Ni l’un ni l’autre ne savait ce qui les attendait. .
À midi, coup de trompette, galop de cheval dans la rue. Un officier
romain proclame : « Avis à la population... » Et une affiche fut placardée
contre la porte du gouverneur : « Tous les habitants de l’empire doivent se
faire inscrire sur un registre de la ville où sont nés ses ancêtres .» .
Et Joseph se prépara à prendre la route. Marie lui dit : « Je pars avec
toi. » On prépara quelques affaires : linge, couvertures, ravitaillement, on
équipa l’âne d’un double bât, et, dès l’aube, ce fut le début d’un long
voyage : plus de 100 km à travers la Galilée, la Samarie, la Judée. L’âne les
aidait beaucoup et parfois portait Marie très fatiguée.
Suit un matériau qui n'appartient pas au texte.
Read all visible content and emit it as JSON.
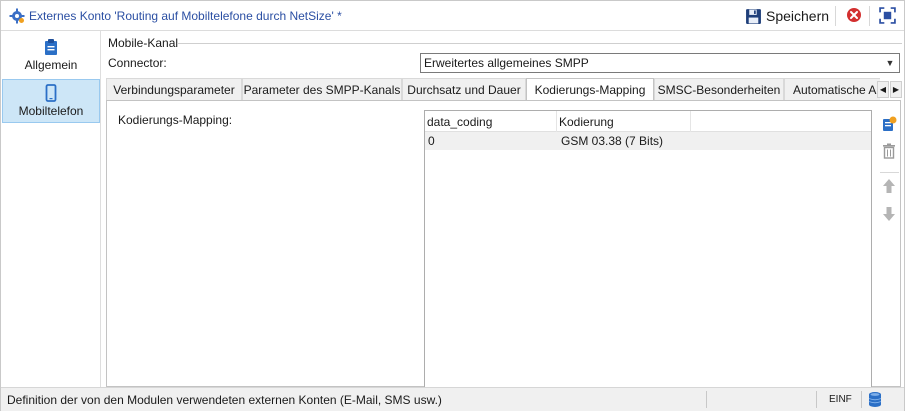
{
  "window": {
    "title": "Externes Konto 'Routing auf Mobiltelefone durch NetSize' *",
    "save_label": "Speichern"
  },
  "sidebar": {
    "items": [
      {
        "label": "Allgemein",
        "icon": "clipboard-icon",
        "selected": false
      },
      {
        "label": "Mobiltelefon",
        "icon": "mobile-phone-icon",
        "selected": true
      }
    ]
  },
  "main": {
    "group_title": "Mobile-Kanal",
    "connector_label": "Connector:",
    "connector_value": "Erweitertes allgemeines SMPP",
    "tabs": [
      {
        "label": "Verbindungsparameter"
      },
      {
        "label": "Parameter des SMPP-Kanals"
      },
      {
        "label": "Durchsatz und Dauer"
      },
      {
        "label": "Kodierungs-Mapping",
        "active": true
      },
      {
        "label": "SMSC-Besonderheiten"
      },
      {
        "label": "Automatische A"
      }
    ],
    "mapping_label": "Kodierungs-Mapping:",
    "grid": {
      "columns": [
        "data_coding",
        "Kodierung"
      ],
      "rows": [
        {
          "data_coding": "0",
          "kodierung": "GSM 03.38 (7 Bits)"
        }
      ]
    }
  },
  "statusbar": {
    "text": "Definition der von den Modulen verwendeten externen Konten (E-Mail, SMS usw.)",
    "mode": "EINF"
  },
  "colors": {
    "accent": "#2b4fa3",
    "selection": "#cde6f7",
    "close_red": "#d32f2f"
  }
}
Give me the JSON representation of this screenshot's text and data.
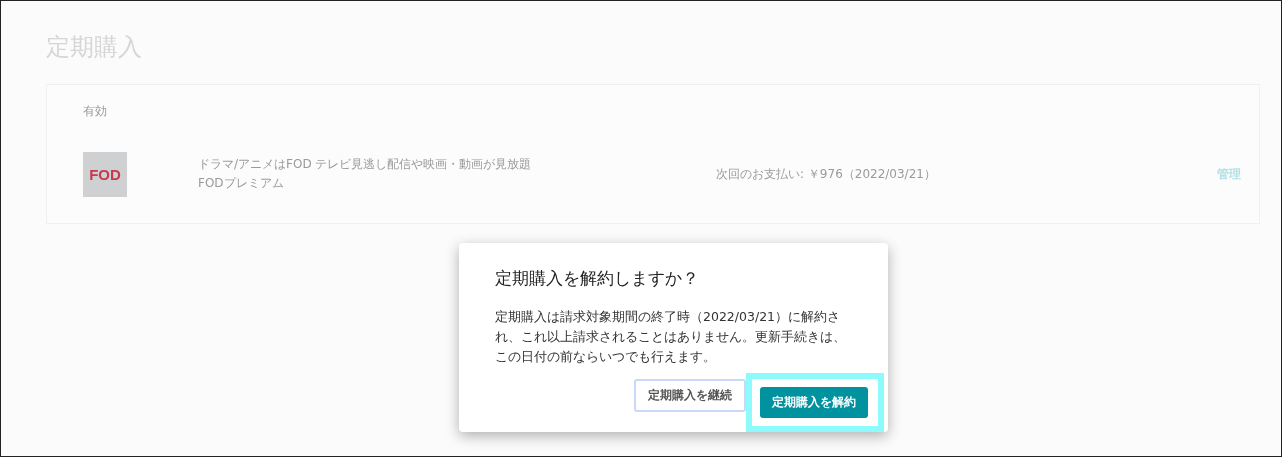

Arrivés a Bethléem,
pas de place pour eux a l’auberge !... par bonheur ce sont les pauvres
bergers qui les accueillent... Dans la nuit, Marie met au monde Jésus,
l’enveloppe de couvertures et le couche sur la paille dans une mangeoire
à bestiaux. Et Joseph pensait : .
« À Nazareth, nous avions un si beau berceau ! » .
Puis ce fut le joyeux défilé des bergers qui dansaient et chantaient avec
les anges... .
Et puis la caravane des Mages... .
Mais dans la nuit, Joseph sentit qu’on le secouait, c’était l’ange. « Debout
Joseph ! Hérode veut faire assassiner l’enfant... alors prends Jésus et sa
mère et fuyez en Égypte... départ immédiat, direction plein ouest. L’âne
vous guidera. » .
On attache avec ses langes l’enfant Jésus sur le dos de l’âne, on réunit
quelques provisions, et c’est une longue marche, sous le soleil, en direction
de la mer, du Sinaï, du Nil, des pyramides... Pendant des années ils vécurent
en exilés, dans des abris de fortune, Joseph faisant des petits boulots, avec
Marie regardant Jésus et rêvant : « Tout de même, nous avions un si beau
berceau pour lui ! » .
Enfin une nuit, une petite tape sur l’épaule réveilla Joseph... c’était l’ange.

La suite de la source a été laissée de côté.